Oda al Melicoccous bijugatus
Las preciadas cualidades de aquel fruto exótico no me salvaron ni de la furia de aquel buen hijo de vecino, ni de los recientes tormentos. Le deseé mucho aché para que recuperara su perdido equilibrio. Y, para el caso de que Olodumare no le quisiera ayudar, le pregoné: ¡si te quieres por el pico divertir, ven y date un buen palito de bilí!.
El árbol del que proviene puede llegar hasta los 30 metros de altura. Produce flores blancas muy aromáticas, tan capaces de disfrazar su género como el resto de nuestra realidad. Las hay femeninas, masculinas o de ambos sexos. Sus frutas son ovaladas, con un diámetro de unos 3 a 4 centímetros; de cáscara verde delgada y quebradiza, especialmente en su temporada de maduración durante el verano. Sus semillas, primero blancas, luego de purpúreo color, rodeadas de una pulpa gelatinosa, rosada, dulce y jugosa, normalmente ocupan la mayor parte del fruto. De ahí que se conjeture que el significado de uno de sus nombres –huaya– provenga de la palabra náhuatl “hueyona”; combinación de “hue-i” (grande) y “yona-catl” (pulpa), es decir, “pulpa grande”.
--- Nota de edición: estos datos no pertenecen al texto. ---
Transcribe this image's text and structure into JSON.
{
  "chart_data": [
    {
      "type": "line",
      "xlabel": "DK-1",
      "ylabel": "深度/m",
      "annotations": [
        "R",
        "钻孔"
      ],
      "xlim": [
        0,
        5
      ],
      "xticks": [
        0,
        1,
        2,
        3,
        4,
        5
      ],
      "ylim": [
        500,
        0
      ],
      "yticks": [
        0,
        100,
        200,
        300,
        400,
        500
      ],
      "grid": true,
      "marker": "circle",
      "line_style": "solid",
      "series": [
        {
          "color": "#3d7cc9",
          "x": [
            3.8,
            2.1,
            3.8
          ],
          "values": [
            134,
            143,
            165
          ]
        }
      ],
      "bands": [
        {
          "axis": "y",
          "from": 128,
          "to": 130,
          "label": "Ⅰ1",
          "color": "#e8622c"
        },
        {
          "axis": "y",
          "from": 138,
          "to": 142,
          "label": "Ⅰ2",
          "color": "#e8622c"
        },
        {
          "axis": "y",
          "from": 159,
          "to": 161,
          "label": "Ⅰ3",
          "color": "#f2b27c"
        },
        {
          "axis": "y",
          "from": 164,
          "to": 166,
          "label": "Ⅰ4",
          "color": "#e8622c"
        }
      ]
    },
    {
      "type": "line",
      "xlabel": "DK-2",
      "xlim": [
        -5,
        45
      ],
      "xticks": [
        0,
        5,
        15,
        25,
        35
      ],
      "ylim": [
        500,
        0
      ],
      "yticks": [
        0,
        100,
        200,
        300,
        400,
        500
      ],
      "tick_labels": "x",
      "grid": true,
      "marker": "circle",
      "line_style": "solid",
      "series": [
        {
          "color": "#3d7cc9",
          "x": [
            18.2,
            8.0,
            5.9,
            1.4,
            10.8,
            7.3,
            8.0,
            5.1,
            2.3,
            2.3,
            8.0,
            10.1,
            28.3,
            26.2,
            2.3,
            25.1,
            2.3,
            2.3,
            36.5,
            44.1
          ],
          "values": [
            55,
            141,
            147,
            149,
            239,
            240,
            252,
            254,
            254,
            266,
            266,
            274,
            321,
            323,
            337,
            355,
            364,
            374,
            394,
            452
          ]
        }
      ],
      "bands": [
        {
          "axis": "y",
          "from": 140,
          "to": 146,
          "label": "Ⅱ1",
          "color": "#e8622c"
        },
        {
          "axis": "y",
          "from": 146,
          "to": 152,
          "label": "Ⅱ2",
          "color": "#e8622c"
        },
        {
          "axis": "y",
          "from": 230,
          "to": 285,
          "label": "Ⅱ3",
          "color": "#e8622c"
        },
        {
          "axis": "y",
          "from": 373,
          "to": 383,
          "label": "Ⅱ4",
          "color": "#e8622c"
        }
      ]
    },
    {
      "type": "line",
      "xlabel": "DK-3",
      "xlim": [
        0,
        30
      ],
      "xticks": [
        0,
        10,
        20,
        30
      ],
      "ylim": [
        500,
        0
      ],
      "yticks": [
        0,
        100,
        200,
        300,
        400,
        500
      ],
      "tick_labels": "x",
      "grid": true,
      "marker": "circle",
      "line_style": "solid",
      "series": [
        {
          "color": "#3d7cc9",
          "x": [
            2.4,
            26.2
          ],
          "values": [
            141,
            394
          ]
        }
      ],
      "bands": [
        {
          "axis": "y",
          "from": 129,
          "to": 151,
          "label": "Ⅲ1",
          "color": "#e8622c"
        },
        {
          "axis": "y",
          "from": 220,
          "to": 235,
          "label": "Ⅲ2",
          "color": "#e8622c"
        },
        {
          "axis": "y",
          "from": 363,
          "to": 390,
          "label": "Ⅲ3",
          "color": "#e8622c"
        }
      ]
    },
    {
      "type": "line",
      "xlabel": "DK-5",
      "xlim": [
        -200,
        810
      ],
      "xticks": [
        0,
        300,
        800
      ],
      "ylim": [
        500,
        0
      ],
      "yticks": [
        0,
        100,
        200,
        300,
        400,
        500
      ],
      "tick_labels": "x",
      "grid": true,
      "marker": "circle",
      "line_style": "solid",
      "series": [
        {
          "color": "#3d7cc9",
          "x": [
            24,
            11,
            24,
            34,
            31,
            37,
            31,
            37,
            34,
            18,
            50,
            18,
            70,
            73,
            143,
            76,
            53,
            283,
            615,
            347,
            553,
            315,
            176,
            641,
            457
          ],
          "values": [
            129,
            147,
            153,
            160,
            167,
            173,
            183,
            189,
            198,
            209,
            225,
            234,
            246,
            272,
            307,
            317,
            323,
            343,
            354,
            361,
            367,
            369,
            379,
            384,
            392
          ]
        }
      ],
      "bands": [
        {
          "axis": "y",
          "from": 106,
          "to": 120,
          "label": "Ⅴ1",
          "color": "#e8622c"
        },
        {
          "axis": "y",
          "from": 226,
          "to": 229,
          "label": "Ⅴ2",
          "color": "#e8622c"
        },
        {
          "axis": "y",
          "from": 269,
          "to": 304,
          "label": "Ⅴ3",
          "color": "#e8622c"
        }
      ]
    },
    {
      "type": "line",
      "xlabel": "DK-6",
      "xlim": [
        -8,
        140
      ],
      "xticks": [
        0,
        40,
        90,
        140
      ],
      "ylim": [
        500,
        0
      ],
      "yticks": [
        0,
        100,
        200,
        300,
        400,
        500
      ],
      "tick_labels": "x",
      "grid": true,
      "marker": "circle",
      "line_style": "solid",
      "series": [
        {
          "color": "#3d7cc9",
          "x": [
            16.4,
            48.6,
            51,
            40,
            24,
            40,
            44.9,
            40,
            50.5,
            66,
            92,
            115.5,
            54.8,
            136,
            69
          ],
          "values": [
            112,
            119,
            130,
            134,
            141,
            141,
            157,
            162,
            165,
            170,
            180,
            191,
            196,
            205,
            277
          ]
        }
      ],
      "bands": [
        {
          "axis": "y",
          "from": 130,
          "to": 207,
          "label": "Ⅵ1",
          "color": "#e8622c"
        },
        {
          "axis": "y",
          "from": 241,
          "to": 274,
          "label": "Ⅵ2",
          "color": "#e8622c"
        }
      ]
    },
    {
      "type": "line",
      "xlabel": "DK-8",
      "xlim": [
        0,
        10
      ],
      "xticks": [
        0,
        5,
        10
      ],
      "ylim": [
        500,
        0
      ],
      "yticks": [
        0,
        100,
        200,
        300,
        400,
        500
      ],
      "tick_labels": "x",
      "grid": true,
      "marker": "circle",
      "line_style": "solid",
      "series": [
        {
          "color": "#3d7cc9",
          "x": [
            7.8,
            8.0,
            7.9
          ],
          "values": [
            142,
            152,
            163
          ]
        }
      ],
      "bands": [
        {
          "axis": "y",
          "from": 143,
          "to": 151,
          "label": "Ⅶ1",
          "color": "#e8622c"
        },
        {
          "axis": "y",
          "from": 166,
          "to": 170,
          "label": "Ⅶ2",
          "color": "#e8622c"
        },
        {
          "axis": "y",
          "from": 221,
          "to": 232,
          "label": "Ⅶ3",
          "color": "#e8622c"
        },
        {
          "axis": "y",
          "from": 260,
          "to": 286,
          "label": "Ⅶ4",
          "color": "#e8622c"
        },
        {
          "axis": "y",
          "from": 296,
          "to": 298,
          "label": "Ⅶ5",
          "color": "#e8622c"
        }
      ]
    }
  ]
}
Siguiendo hábitos intelectuales colonizantes fue inscrita en los códigos de saber europeos bajo la denominación latina “melicoccus bijugatus”, en el primer libro sobre especies americanas publicado en 1760 por el médico, biólogo y botánico neerlandés Nikolaus Joseph von Jacquin: Enumeratio Sistemática Plantarum, quas in insulis Caribaeis. Invitado por la emperatriz María Teresa I para servir de profesor y médico en la Corte austriaca, se estableció allí y ayudó a diseñar los famosos jardines del Palacio de Schönbrunn. Conoció al Emperador Francisco I, quien lo invitó a participar de una expedición botánica al Caribe. Fue así como visitó numerosas islas de la cuenca y se convirtió en el primer botánico en llevar a Europa una colección de dibujos de la región. Luego de enviar siete colecciones de plantas y animales a Viena, regresó con un muestrario botánico, zoológico y etnológico. El naturalista alemán Alexander von Humboldt, pionero de las ciencias empíricas modernas europeas y sus taxonomías exotizantes y jerárquicas, y – tal vez por ello – considerado por la Académie des sciences de París como “el segundo Colón”, o bien, “el redescubridor científico de América”, cuenta en su autobiografía que, antes de viajar al continente americano, fue a Viena en busca de los consejos de Jacquin.
Total, que de un tiempo para acá me acompaña el guijarro avistado. Al igual que a mi progenitor, su oculta presencia me causó un gran malestar, un dolor pulsante intenso, profundo, insufrible. Tras interminables noches de tortura, de innecesario estoicismo, y de superar una innata resistencia contra la clase galena, me dejé auscultar por uno de ellos. Después de palpar mi vientre y, con sorprendente precisión localizar la causa de mi dolencia, emitió su diagnóstico: cálculo biliar. Ordenó su pronta extracción por intervención quirúrgica. Unos días más tardes, luego de que su colega hiciera lo suyo, me obsequió la cristalizada piedra.
A pesar de los recovecos ocultos de la memoria que en su recorrido inmisericorde deja tras de sí el tiempo, me arriesgo a rellenar lagunas para compartir la siguiente breve anécdota. Resulta que, en una ocasión, luego de lamer con placer la rica pulpa de una quenepa, lancé al aire la semilla. Con precisión no premeditada aterrizó en un brebaje ajeno; aparente elixir de ecuanimidad – de pronto perdida – del que disfrutaba. Las preciadas cualidades de aquel fruto exótico no me salvaron ni de la furia de aquel buen hijo de vecino, ni de los recientes tormentos. Le deseé mucho aché para que recuperara su perdido equilibrio. Y, para el caso de que Olodumare no le quisiera ayudar, le pregoné: ¡si te quieres por el pico divertir, ven y date un buen palito de bilí!